Current NCAA rules clear Thomas for competition as a woman. No matter her testosterone suppressants, Thomas likely has biological capacities her competitors do not. The science isn’t rich in this regard. That’s another problem, though it’s a matter of time before data better clarifies the issue. For now, what data there is strongly suggests, as in a 2020 peer-reviewed study, that while physical advantages decline for females after gender affirming hormone therapy, the advantages are not eliminated. The differences are significantly larger than 1 percent. Even if they were just 1 percent, in sports like swimming, running and weight-lifting, where medals are minted of fractional glitter, those differences remain decisive.
So results have been justifiably dismaying to some of Thomas’s competitors. Based on current rules, it’s a matter of time before other transgender women break various athletic records.
Put it this way. The late Florence Griffith Joyner set the world record for the 100 and 200 meter sprint in 1988. The records have stood for 34 years. Four of the eight boys in a 2016 high school competition in the United States beat her record. Of course the comparison makes no sense, because they’re boys, and because any boy or man beating her record wouldn’t make it anywhere near Olympic qualifiers for men. But based on current rules, it’s a matter of time before a transgender woman breaks Joyner’s record. And that would make no sense.

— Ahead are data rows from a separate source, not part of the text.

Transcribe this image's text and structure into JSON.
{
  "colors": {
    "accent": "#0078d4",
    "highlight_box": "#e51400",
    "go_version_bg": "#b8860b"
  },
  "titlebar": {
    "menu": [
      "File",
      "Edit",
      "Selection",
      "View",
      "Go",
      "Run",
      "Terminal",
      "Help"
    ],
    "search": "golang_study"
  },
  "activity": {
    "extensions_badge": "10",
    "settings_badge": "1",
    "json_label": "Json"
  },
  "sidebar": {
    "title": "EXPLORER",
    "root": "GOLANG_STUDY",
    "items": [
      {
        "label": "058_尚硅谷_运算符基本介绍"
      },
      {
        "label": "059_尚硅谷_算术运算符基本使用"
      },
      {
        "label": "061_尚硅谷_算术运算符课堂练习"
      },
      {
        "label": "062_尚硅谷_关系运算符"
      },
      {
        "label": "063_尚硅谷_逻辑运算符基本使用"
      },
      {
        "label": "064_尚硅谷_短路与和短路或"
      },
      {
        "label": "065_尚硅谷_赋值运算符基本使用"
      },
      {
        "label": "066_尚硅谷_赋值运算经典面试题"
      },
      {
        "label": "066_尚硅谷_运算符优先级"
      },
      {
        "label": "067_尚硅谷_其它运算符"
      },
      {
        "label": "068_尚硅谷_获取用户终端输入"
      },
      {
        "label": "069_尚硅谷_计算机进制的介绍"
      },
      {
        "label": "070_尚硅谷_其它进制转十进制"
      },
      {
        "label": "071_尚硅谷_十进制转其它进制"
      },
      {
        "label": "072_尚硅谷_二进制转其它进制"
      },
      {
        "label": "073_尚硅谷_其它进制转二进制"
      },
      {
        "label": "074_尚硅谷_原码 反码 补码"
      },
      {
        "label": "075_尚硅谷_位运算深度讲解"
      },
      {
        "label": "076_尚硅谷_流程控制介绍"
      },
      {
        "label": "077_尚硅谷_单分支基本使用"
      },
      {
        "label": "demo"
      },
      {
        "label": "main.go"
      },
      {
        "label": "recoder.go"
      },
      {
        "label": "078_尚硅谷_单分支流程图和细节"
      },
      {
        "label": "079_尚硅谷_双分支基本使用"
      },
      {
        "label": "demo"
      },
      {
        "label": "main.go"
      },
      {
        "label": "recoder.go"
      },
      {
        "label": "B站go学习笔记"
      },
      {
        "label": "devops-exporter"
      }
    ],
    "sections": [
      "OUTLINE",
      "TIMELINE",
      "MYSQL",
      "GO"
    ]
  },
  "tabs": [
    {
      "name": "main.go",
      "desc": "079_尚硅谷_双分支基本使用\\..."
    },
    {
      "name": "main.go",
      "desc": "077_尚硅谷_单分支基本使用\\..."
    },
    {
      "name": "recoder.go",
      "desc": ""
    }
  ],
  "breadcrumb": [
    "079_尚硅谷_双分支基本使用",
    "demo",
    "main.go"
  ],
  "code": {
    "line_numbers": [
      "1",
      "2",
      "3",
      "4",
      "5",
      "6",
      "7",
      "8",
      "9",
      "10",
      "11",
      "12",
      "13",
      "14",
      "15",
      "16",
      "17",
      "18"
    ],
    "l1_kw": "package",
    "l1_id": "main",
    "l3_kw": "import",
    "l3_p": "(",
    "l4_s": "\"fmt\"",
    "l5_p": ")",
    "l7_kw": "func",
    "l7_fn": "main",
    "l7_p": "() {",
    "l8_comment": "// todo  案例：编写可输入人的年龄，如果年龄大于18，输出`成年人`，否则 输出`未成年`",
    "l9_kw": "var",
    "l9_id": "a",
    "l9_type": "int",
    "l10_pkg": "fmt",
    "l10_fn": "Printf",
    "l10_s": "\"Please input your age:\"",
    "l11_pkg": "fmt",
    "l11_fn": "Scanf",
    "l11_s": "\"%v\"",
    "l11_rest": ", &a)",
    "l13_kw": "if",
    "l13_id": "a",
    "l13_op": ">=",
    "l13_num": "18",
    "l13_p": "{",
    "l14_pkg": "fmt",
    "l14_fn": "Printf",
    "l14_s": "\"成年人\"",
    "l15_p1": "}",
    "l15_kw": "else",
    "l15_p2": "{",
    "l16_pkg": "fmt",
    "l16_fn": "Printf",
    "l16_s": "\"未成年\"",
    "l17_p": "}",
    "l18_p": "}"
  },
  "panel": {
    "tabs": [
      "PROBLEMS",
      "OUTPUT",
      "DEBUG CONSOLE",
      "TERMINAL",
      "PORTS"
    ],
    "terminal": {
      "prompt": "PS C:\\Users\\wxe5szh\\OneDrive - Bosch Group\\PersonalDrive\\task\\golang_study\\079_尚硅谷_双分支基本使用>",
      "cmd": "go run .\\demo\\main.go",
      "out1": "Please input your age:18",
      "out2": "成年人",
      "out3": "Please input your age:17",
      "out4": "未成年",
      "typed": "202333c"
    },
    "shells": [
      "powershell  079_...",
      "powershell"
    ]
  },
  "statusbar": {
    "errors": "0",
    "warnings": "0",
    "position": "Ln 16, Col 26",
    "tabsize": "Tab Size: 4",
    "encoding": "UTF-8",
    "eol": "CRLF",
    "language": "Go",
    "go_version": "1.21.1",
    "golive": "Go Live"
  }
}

Inclusion is essential. But current rules don’t seem to address the matter of fairness any better than previous rules that excluded anyone based on gender or race or anything else. I don’t know what the rules should look like. I do know that in a country that once had a tradition of pragmatism second to none they can be made to work for everyone. We just haven’t figured out how yet. “Americans have a breathtaking confidence either in the simplicity of the world or in their own capacities,” the French philosopher Simone de Beauvoir wrote as she traveled the country in 1947. We still have that confidence if we take it, too, as a premise. Instead we’re doing an excellent job of mucking things up to ensure that there is no dignified resolution, because it’s almost impossible to discuss this subject without being branded either a bigot or a nut job.

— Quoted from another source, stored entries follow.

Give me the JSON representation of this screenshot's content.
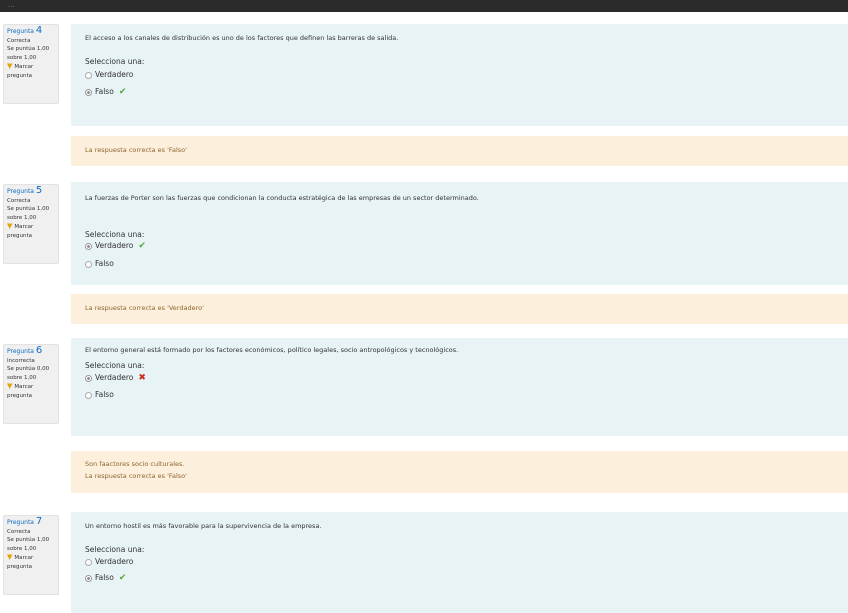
{
  "topbar": {
    "text": "..."
  },
  "questions": [
    {
      "prefix": "Pregunta",
      "number": "4",
      "status": "Correcta",
      "score": "Se puntúa 1,00",
      "score_over": "sobre 1,00",
      "flag_label": "Marcar",
      "flag_label2": "pregunta",
      "text": "El acceso a los canales de distribución es uno de los factores que definen las barreras de salida.",
      "prompt": "Selecciona una:",
      "options": [
        {
          "label": "Verdadero",
          "selected": false,
          "mark": ""
        },
        {
          "label": "Falso",
          "selected": true,
          "mark": "correct"
        }
      ],
      "feedback": [
        "La respuesta correcta es 'Falso'"
      ]
    },
    {
      "prefix": "Pregunta",
      "number": "5",
      "status": "Correcta",
      "score": "Se puntúa 1,00",
      "score_over": "sobre 1,00",
      "flag_label": "Marcar",
      "flag_label2": "pregunta",
      "text": "La fuerzas de Porter son las fuerzas que condicionan la conducta estratégica de las empresas de un sector determinado.",
      "prompt": "Selecciona una:",
      "options": [
        {
          "label": "Verdadero",
          "selected": true,
          "mark": "correct"
        },
        {
          "label": "Falso",
          "selected": false,
          "mark": ""
        }
      ],
      "feedback": [
        "La respuesta correcta es 'Verdadero'"
      ]
    },
    {
      "prefix": "Pregunta",
      "number": "6",
      "status": "Incorrecta",
      "score": "Se puntúa 0,00",
      "score_over": "sobre 1,00",
      "flag_label": "Marcar",
      "flag_label2": "pregunta",
      "text": "El entorno general está formado por los factores económicos, político legales, socio antropológicos y tecnológicos.",
      "prompt": "Selecciona una:",
      "options": [
        {
          "label": "Verdadero",
          "selected": true,
          "mark": "incorrect"
        },
        {
          "label": "Falso",
          "selected": false,
          "mark": ""
        }
      ],
      "feedback": [
        "Son faactores socio culturales.",
        "La respuesta correcta es 'Falso'"
      ]
    },
    {
      "prefix": "Pregunta",
      "number": "7",
      "status": "Correcta",
      "score": "Se puntúa 1,00",
      "score_over": "sobre 1,00",
      "flag_label": "Marcar",
      "flag_label2": "pregunta",
      "text": "Un entorno hostil es más favorable para la supervivencia de la empresa.",
      "prompt": "Selecciona una:",
      "options": [
        {
          "label": "Verdadero",
          "selected": false,
          "mark": ""
        },
        {
          "label": "Falso",
          "selected": true,
          "mark": "correct"
        }
      ],
      "feedback": []
    }
  ]
}
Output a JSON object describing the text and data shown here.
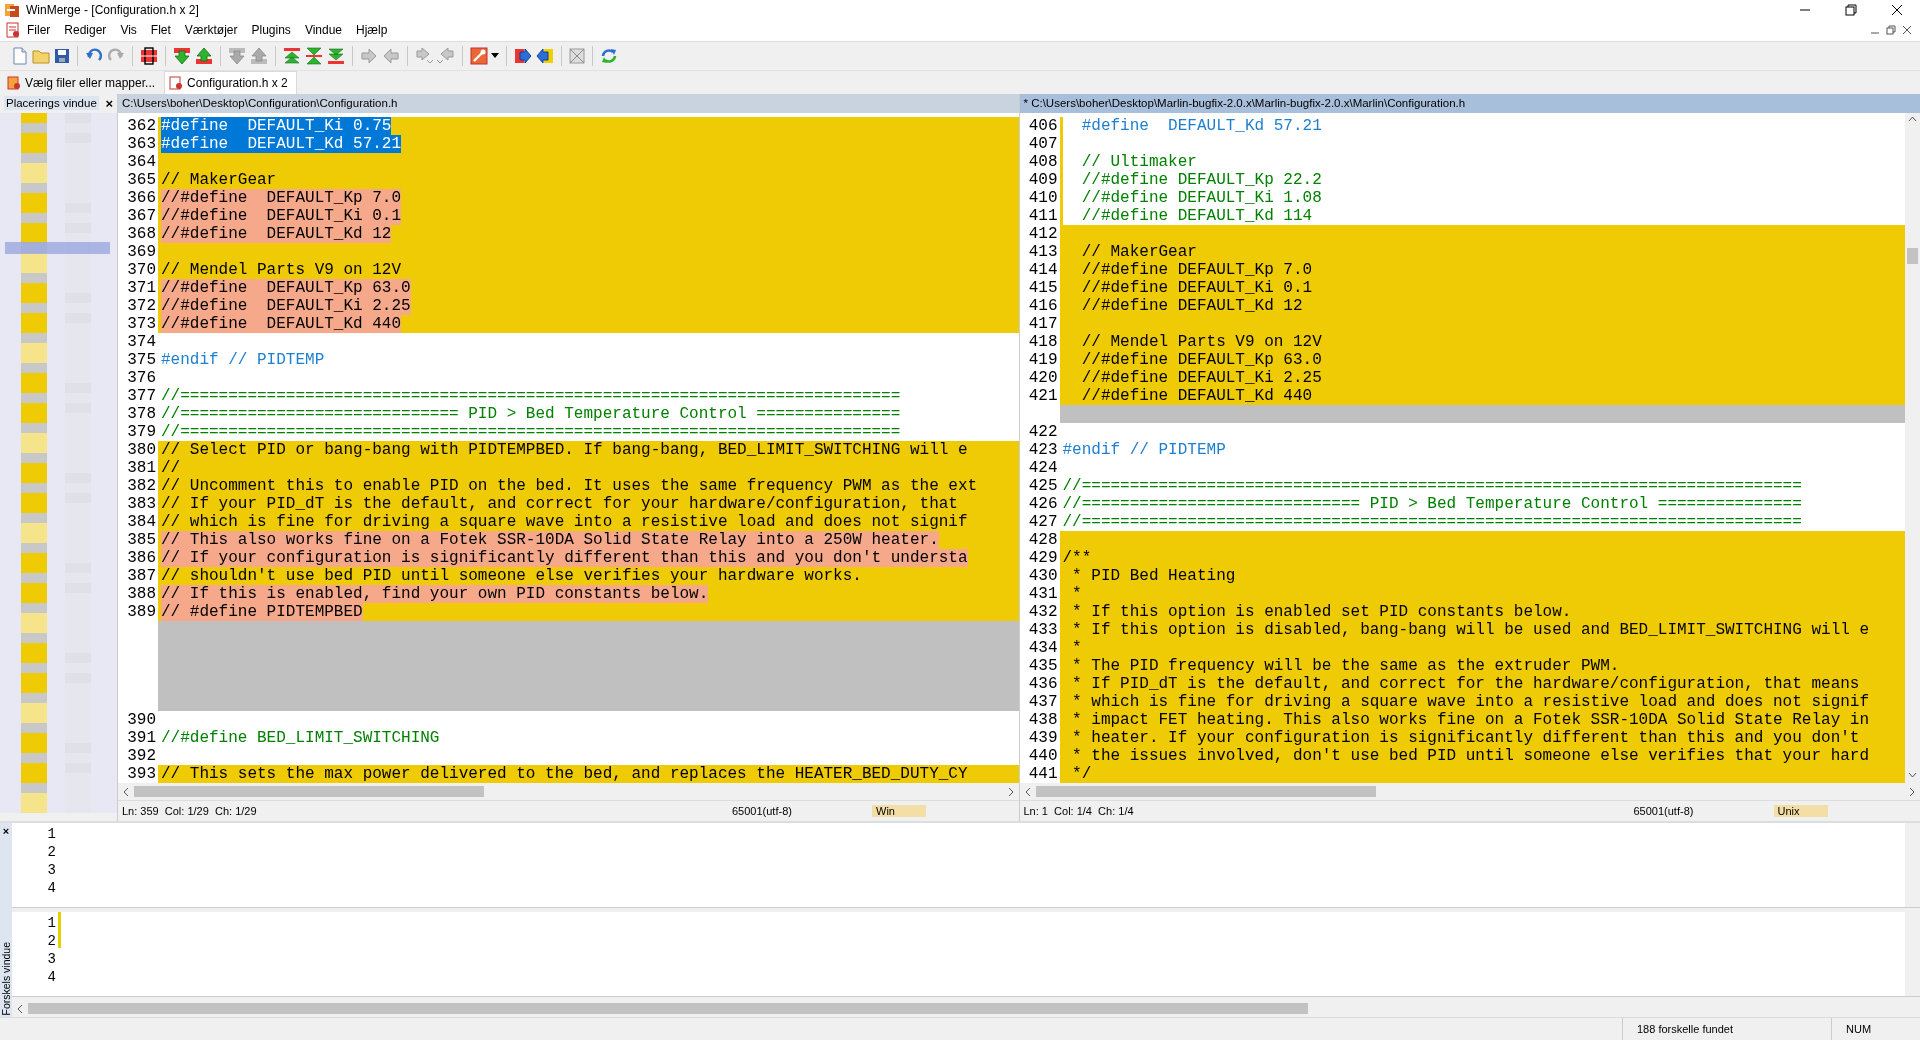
{
  "window": {
    "title": "WinMerge - [Configuration.h x 2]"
  },
  "menu": [
    "Filer",
    "Rediger",
    "Vis",
    "Flet",
    "Værktøjer",
    "Plugins",
    "Vindue",
    "Hjælp"
  ],
  "tabs": [
    {
      "label": "Vælg filer eller mapper...",
      "selected": false
    },
    {
      "label": "Configuration.h x 2",
      "selected": true
    }
  ],
  "location_pane": {
    "title": "Placerings vindue",
    "close": "×"
  },
  "panes": [
    {
      "path": "C:\\Users\\boher\\Desktop\\Configuration\\Configuration.h",
      "active": false,
      "scrollbar": false,
      "status": {
        "position": "Ln: 359  Col: 1/29  Ch: 1/29",
        "encoding": "65001(utf-8)",
        "eol": "Win"
      },
      "lines": [
        {
          "no": "362",
          "text": "#define  DEFAULT_Ki 0.75",
          "kind": "selected"
        },
        {
          "no": "363",
          "text": "#define  DEFAULT_Kd 57.21",
          "kind": "selected"
        },
        {
          "no": "364",
          "kind": "diff"
        },
        {
          "no": "365",
          "text": "// MakerGear",
          "kind": "diff"
        },
        {
          "no": "366",
          "text": "//#define  DEFAULT_Kp 7.0",
          "kind": "changed"
        },
        {
          "no": "367",
          "text": "//#define  DEFAULT_Ki 0.1",
          "kind": "changed"
        },
        {
          "no": "368",
          "text": "//#define  DEFAULT_Kd 12",
          "kind": "changed"
        },
        {
          "no": "369",
          "kind": "diff"
        },
        {
          "no": "370",
          "text": "// Mendel Parts V9 on 12V",
          "kind": "diff"
        },
        {
          "no": "371",
          "text": "//#define  DEFAULT_Kp 63.0",
          "kind": "changed"
        },
        {
          "no": "372",
          "text": "//#define  DEFAULT_Ki 2.25",
          "kind": "changed"
        },
        {
          "no": "373",
          "text": "//#define  DEFAULT_Kd 440",
          "kind": "changed"
        },
        {
          "no": "374",
          "kind": "same"
        },
        {
          "no": "375",
          "text": "#endif // PIDTEMP",
          "kind": "same",
          "color": "#1e7fd0"
        },
        {
          "no": "376",
          "kind": "same"
        },
        {
          "no": "377",
          "text": "//===========================================================================",
          "kind": "same",
          "color": "#008000"
        },
        {
          "no": "378",
          "text": "//============================= PID > Bed Temperature Control ===============",
          "kind": "same",
          "color": "#008000"
        },
        {
          "no": "379",
          "text": "//===========================================================================",
          "kind": "same",
          "color": "#008000"
        },
        {
          "no": "380",
          "text": "// Select PID or bang-bang with PIDTEMPBED. If bang-bang, BED_LIMIT_SWITCHING will e",
          "kind": "diff"
        },
        {
          "no": "381",
          "text": "//",
          "kind": "diff"
        },
        {
          "no": "382",
          "text": "// Uncomment this to enable PID on the bed. It uses the same frequency PWM as the ext",
          "kind": "diff"
        },
        {
          "no": "383",
          "text": "// If your PID_dT is the default, and correct for your hardware/configuration, that",
          "kind": "diff"
        },
        {
          "no": "384",
          "text": "// which is fine for driving a square wave into a resistive load and does not signif",
          "kind": "diff"
        },
        {
          "no": "385",
          "text": "// This also works fine on a Fotek SSR-10DA Solid State Relay into a 250W heater.",
          "kind": "changed"
        },
        {
          "no": "386",
          "text": "// If your configuration is significantly different than this and you don't understa",
          "kind": "changed"
        },
        {
          "no": "387",
          "text": "// shouldn't use bed PID until someone else verifies your hardware works.",
          "kind": "diff"
        },
        {
          "no": "388",
          "text": "// If this is enabled, find your own PID constants below.",
          "kind": "changed"
        },
        {
          "no": "389",
          "text": "// #define PIDTEMPBED",
          "kind": "changed"
        },
        {
          "kind": "gap"
        },
        {
          "kind": "gap"
        },
        {
          "kind": "gap"
        },
        {
          "kind": "gap"
        },
        {
          "kind": "gap"
        },
        {
          "no": "390",
          "kind": "same"
        },
        {
          "no": "391",
          "text": "//#define BED_LIMIT_SWITCHING",
          "kind": "same",
          "color": "#008000"
        },
        {
          "no": "392",
          "kind": "same"
        },
        {
          "no": "393",
          "text": "// This sets the max power delivered to the bed, and replaces the HEATER_BED_DUTY_CY",
          "kind": "diff"
        }
      ]
    },
    {
      "path": "* C:\\Users\\boher\\Desktop\\Marlin-bugfix-2.0.x\\Marlin-bugfix-2.0.x\\Marlin\\Configuration.h",
      "active": true,
      "scrollbar": true,
      "status": {
        "position": "Ln: 1  Col: 1/4  Ch: 1/4",
        "encoding": "65001(utf-8)",
        "eol": "Unix"
      },
      "lines": [
        {
          "no": "406",
          "text": "  #define  DEFAULT_Kd 57.21",
          "kind": "moved",
          "color": "#1e7fd0"
        },
        {
          "no": "407",
          "kind": "moved"
        },
        {
          "no": "408",
          "text": "  // Ultimaker",
          "kind": "moved",
          "color": "#008000"
        },
        {
          "no": "409",
          "text": "  //#define DEFAULT_Kp 22.2",
          "kind": "moved",
          "color": "#008000"
        },
        {
          "no": "410",
          "text": "  //#define DEFAULT_Ki 1.08",
          "kind": "moved",
          "color": "#008000"
        },
        {
          "no": "411",
          "text": "  //#define DEFAULT_Kd 114",
          "kind": "moved",
          "color": "#008000"
        },
        {
          "no": "412",
          "kind": "diff"
        },
        {
          "no": "413",
          "text": "  // MakerGear",
          "kind": "diff"
        },
        {
          "no": "414",
          "text": "  //#define DEFAULT_Kp 7.0",
          "kind": "diff"
        },
        {
          "no": "415",
          "text": "  //#define DEFAULT_Ki 0.1",
          "kind": "diff"
        },
        {
          "no": "416",
          "text": "  //#define DEFAULT_Kd 12",
          "kind": "diff"
        },
        {
          "no": "417",
          "kind": "diff"
        },
        {
          "no": "418",
          "text": "  // Mendel Parts V9 on 12V",
          "kind": "diff"
        },
        {
          "no": "419",
          "text": "  //#define DEFAULT_Kp 63.0",
          "kind": "diff"
        },
        {
          "no": "420",
          "text": "  //#define DEFAULT_Ki 2.25",
          "kind": "diff"
        },
        {
          "no": "421",
          "text": "  //#define DEFAULT_Kd 440",
          "kind": "diff"
        },
        {
          "kind": "gap"
        },
        {
          "no": "422",
          "kind": "same"
        },
        {
          "no": "423",
          "text": "#endif // PIDTEMP",
          "kind": "same",
          "color": "#1e7fd0"
        },
        {
          "no": "424",
          "kind": "same"
        },
        {
          "no": "425",
          "text": "//===========================================================================",
          "kind": "same",
          "color": "#008000"
        },
        {
          "no": "426",
          "text": "//============================= PID > Bed Temperature Control ===============",
          "kind": "same",
          "color": "#008000"
        },
        {
          "no": "427",
          "text": "//===========================================================================",
          "kind": "same",
          "color": "#008000"
        },
        {
          "no": "428",
          "kind": "diff"
        },
        {
          "no": "429",
          "text": "/**",
          "kind": "diff"
        },
        {
          "no": "430",
          "text": " * PID Bed Heating",
          "kind": "diff"
        },
        {
          "no": "431",
          "text": " *",
          "kind": "diff"
        },
        {
          "no": "432",
          "text": " * If this option is enabled set PID constants below.",
          "kind": "diff"
        },
        {
          "no": "433",
          "text": " * If this option is disabled, bang-bang will be used and BED_LIMIT_SWITCHING will e",
          "kind": "diff"
        },
        {
          "no": "434",
          "text": " *",
          "kind": "diff"
        },
        {
          "no": "435",
          "text": " * The PID frequency will be the same as the extruder PWM.",
          "kind": "diff"
        },
        {
          "no": "436",
          "text": " * If PID_dT is the default, and correct for the hardware/configuration, that means",
          "kind": "diff"
        },
        {
          "no": "437",
          "text": " * which is fine for driving a square wave into a resistive load and does not signif",
          "kind": "diff"
        },
        {
          "no": "438",
          "text": " * impact FET heating. This also works fine on a Fotek SSR-10DA Solid State Relay in",
          "kind": "diff"
        },
        {
          "no": "439",
          "text": " * heater. If your configuration is significantly different than this and you don't",
          "kind": "diff"
        },
        {
          "no": "440",
          "text": " * the issues involved, don't use bed PID until someone else verifies that your hard",
          "kind": "diff"
        },
        {
          "no": "441",
          "text": " */",
          "kind": "diff"
        }
      ]
    }
  ],
  "diff_pane": {
    "title": "Forskels vindue",
    "close": "×",
    "upper_lines": [
      "1",
      "2",
      "3",
      "4"
    ],
    "lower_lines": [
      "1",
      "2",
      "3",
      "4"
    ]
  },
  "status_bar": {
    "message": "188 forskelle fundet",
    "num": "NUM"
  }
}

That’s the bigger problem: the fact that there is an ideological divide rather than differences of opinions on a challenge that isn’t quite resolved, but that we should be grateful to face. That transgender people are finally out of the closet is not a problem. It’s a triumph, like interracial or gay marriage and other defeats of age-old discriminations. Lia Thomas winning competitions is also a triumph, but it’s also a wake-up call that rules, for all their good intentions, aren’t yet where they should be. We must say this with the certainty that they will soon be.
So the way to respond is not like Gov. Ron DeSantis, who couldn’t wait to further poison the ideological divide with his camera-mugging decree that the second-place finisher in the 500, a swimmer from Sarasota, was really the only legitimate winner last week. Nor is it legislatures’ place to define identity today, whether through molesting ID checks or bathroom bans, anymore than it was Congress’ and Bill Clinton’s place to define marriage in 1996. And it’s not right-wing talking heads using words like “grotesque” and “freak” to describe Thomas’s achievement or worse: Thomas herself. That’s just vileness from people whose ethics are a closer match to those words.
There’s room for apprehension. There’s plenty of room for discussion and exploration of means to resolve the dilemma, taking both inclusion and fairness as starting points. But let’s not demonize transgender athletes along the way or build them new closets carpentered on the recycling of separate but equal repugnance. That would be grotesque.